Par un jugement n° 1905081 du 30 novembre 2021, le tribunal administratif de Grenoble a fait droit à la demande du syndicat.
Procédure devant la cour
Par une requête, enregistrée le 27 janvier 2022, le centre hospitalier Métropole Savoie, représenté par le Cabinet CLDAA, agissant par Me Duraz, demande à la cour :
1°) d'annuler ce jugement du tribunal administratif de Grenoble du 30 novembre 2021 ;
2°) de rejeter la demande du syndicat Force ouvrière du centre hospitalier Savoie métropole présentée devant le tribunal administratif de Grenoble ;
3°) de mettre une somme de 2 000 euros à la charge du syndicat force ouvrière du centre hospitalier Savoie métropole au titre de l'article L. 761-1 du code de justice administrative.
Il soutient que :
- la demande du syndicat, dirigée contre un acte préparatoire, était irrecevable ; en tout état de cause, le protocole ne constitue pas une décision faisant grief et susceptible de faire l'objet d'un recours pour excès de pouvoir ;
- la demande du syndicat était tardive au regard de la jurisprudence " Czabaj ", en ce qu'elle conteste seulement le dispositif de grades cibles, appliqué au sein du centre hospitalier Métropole Savoie depuis 2010, dont elle a eu connaissance lors de la présentation en comité technique d'Etablissement le 29 juin 2010, puis le 7 février 2017, à l'occasion de la présentation de la révision des modalités d'avancement de grade de la filière logistique ;
- le jugement est irrégulier pour être insuffisamment motivé ;
- la note de service n'est pas contraire à l'article 69 de la loi du 6 janvier 1984 ; l'avancement au grade cible se fonde sur une objectivation de la manière de servir des agents, et en aucun cas sur un critère de l'emploi occupé ; l'agent qui a atteint son grade cible peut toujours progresser notamment au regard des compétences cibles ou de la fin de carrière.
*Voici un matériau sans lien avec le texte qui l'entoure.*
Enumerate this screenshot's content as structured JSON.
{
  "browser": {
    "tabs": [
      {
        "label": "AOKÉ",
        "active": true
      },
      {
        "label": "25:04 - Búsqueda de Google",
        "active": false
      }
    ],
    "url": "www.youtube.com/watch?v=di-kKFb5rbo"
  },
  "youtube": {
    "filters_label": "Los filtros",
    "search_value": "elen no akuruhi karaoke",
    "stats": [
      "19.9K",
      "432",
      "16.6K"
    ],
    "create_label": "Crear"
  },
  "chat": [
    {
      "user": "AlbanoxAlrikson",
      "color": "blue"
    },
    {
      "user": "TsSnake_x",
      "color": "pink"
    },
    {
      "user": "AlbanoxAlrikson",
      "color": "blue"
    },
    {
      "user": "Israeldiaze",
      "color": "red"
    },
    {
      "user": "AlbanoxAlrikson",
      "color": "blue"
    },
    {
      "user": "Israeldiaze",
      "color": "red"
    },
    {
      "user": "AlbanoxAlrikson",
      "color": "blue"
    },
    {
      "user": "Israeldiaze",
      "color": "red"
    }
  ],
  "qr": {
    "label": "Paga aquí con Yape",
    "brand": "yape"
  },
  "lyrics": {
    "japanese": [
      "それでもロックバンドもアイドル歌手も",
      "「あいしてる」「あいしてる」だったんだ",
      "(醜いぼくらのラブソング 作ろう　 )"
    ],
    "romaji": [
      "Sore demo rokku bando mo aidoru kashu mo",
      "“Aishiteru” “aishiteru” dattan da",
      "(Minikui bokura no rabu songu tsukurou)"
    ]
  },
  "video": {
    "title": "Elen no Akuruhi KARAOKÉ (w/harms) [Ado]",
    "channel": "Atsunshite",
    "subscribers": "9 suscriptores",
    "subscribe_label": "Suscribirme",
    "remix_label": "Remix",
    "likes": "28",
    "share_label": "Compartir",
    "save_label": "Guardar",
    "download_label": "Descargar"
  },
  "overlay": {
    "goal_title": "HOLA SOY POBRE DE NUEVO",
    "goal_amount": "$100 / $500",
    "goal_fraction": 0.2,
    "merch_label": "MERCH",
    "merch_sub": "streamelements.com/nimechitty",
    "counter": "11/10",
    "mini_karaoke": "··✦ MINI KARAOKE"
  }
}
Par un mémoire en défense, enregistré le 1er juin 2022, le syndicat Force ouvrière du centre hospitalier Métropole Savoie, représenté par la SELARL Grimaldi Molina et associés, agissant par Me Grimaldi, conclut au rejet de la requête et demande qu'une somme de 2 000 euros soit mise à la charge du centre hospitalier Métropole Savoie en application de l'article L. 761-1 du code de justice administrative.
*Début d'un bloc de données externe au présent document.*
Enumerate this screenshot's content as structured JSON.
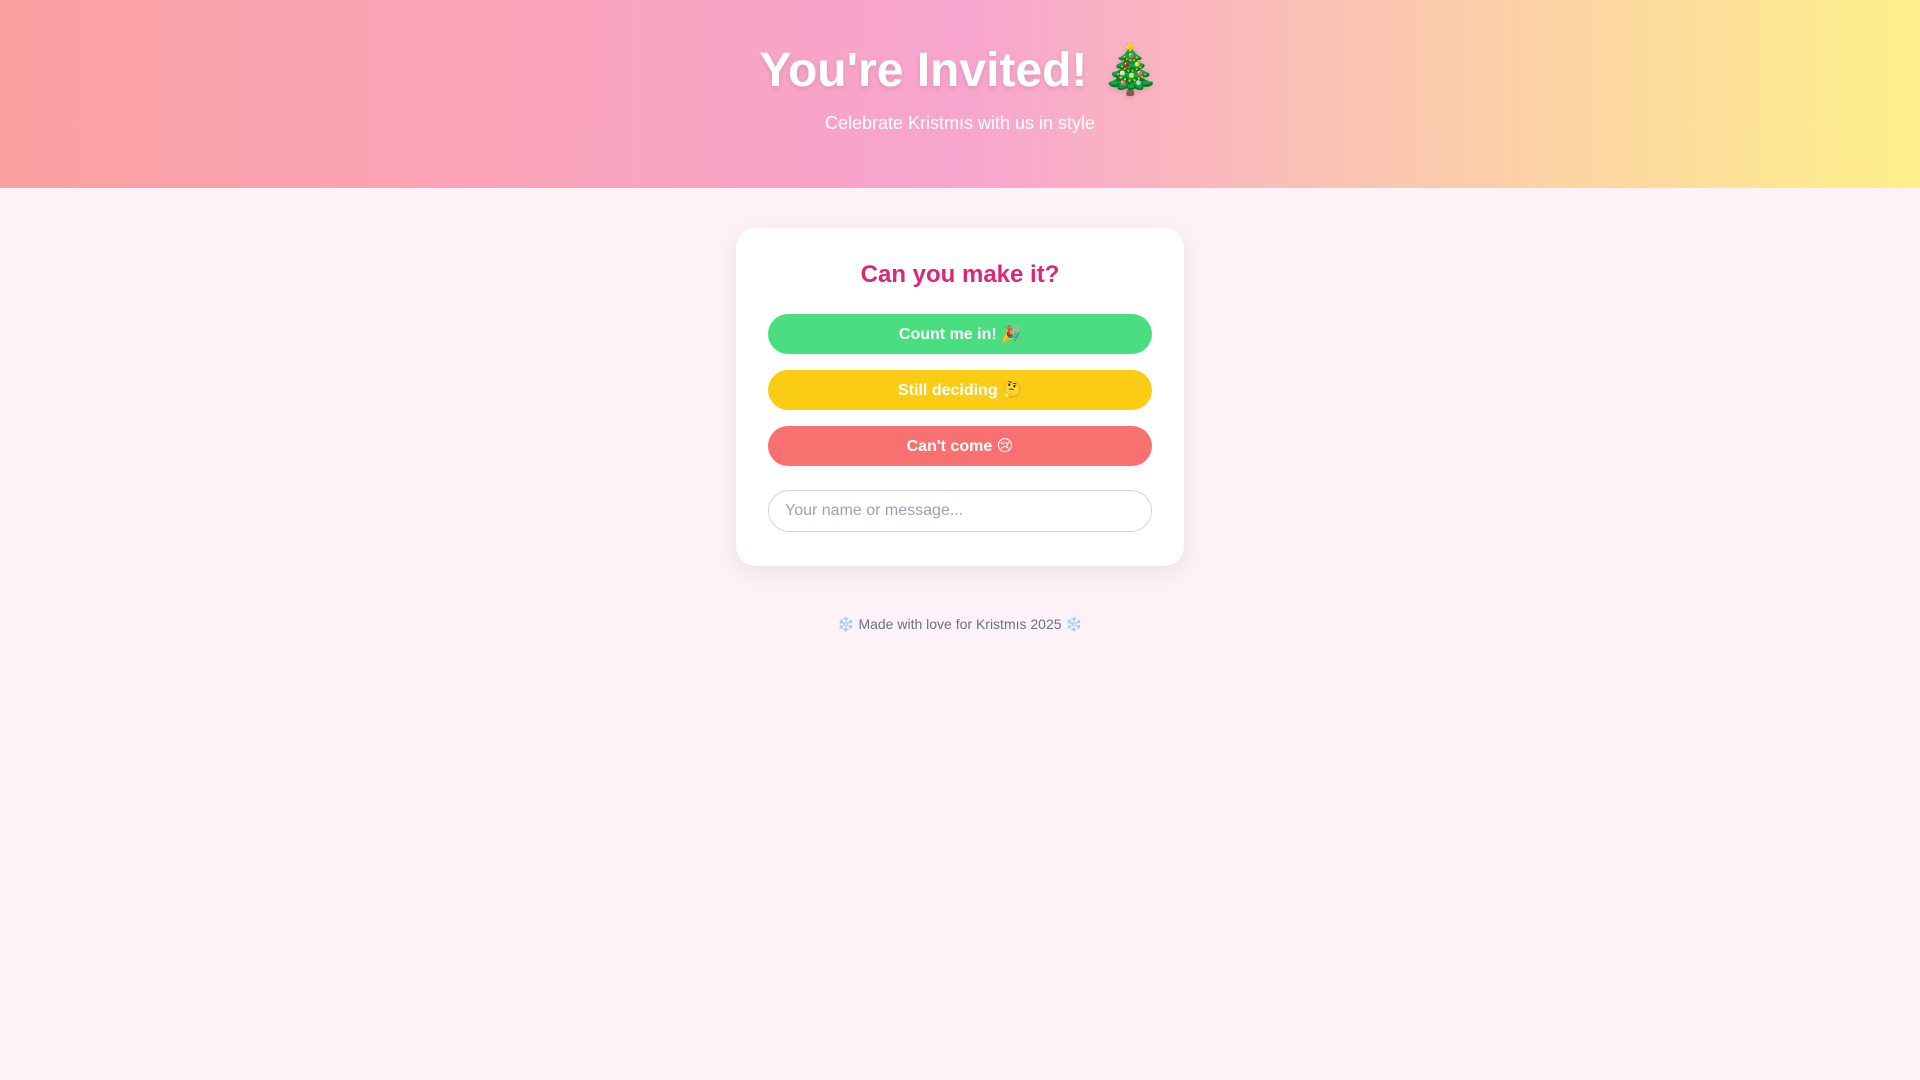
{
  "hero": {
    "title": "You're Invited! 🎄",
    "subtitle": "Celebrate Kristmıs with us in style"
  },
  "card": {
    "title": "Can you make it?",
    "buttons": {
      "yes": "Count me in! 🎉",
      "maybe": "Still deciding 🤔",
      "no": "Can't come 😢"
    },
    "message_input": {
      "value": "",
      "placeholder": "Your name or message..."
    }
  },
  "footer": {
    "text": "❄️ Made with love for Kristmıs 2025 ❄️"
  },
  "colors": {
    "accent": "#db2777",
    "yes": "#4ade80",
    "maybe": "#facc15",
    "no": "#f87171",
    "background": "#fdf2f8"
  }
}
Il soutient que les moyens soulevés sont infondés.
Par ordonnance du 4 avril 2023, la clôture de l'instruction a été fixée au 22 mai 2023.
Vu les autres pièces du dossier ;
Vu :
- la loi n° 83-634 du 13 juillet 1983 portant droits et obligations des fonctionnaires ;
- la loi n° 86-33 du 9 janvier 1986 portant dispositions statutaires relatives à la fonction publique hospitalière ;
- le code de justice administrative ;
Les parties ayant été régulièrement averties du jour de l'audience ;
Après avoir entendu au cours de l'audience publique :
- le rapport de Mme Bénédicte Lordonné, première conseillère ;
- et les conclusions de M. Samuel Deliancourt, rapporteur public ;
Considérant ce qui suit :
1. Le centre hospitalier Métropole Savoie a diffusé en juillet 2019 une note de service définissant les critères de choix de l'avancement de grade de la filière ouvrière et technique de la fonction publique hospitalière. Il relève appel du jugement du 30 novembre 2021 par lequel le tribunal administratif de Grenoble a annulé ladite note de service, sur la demande du syndicat Force ouvrière du centre hospitalier Métropole Savoie.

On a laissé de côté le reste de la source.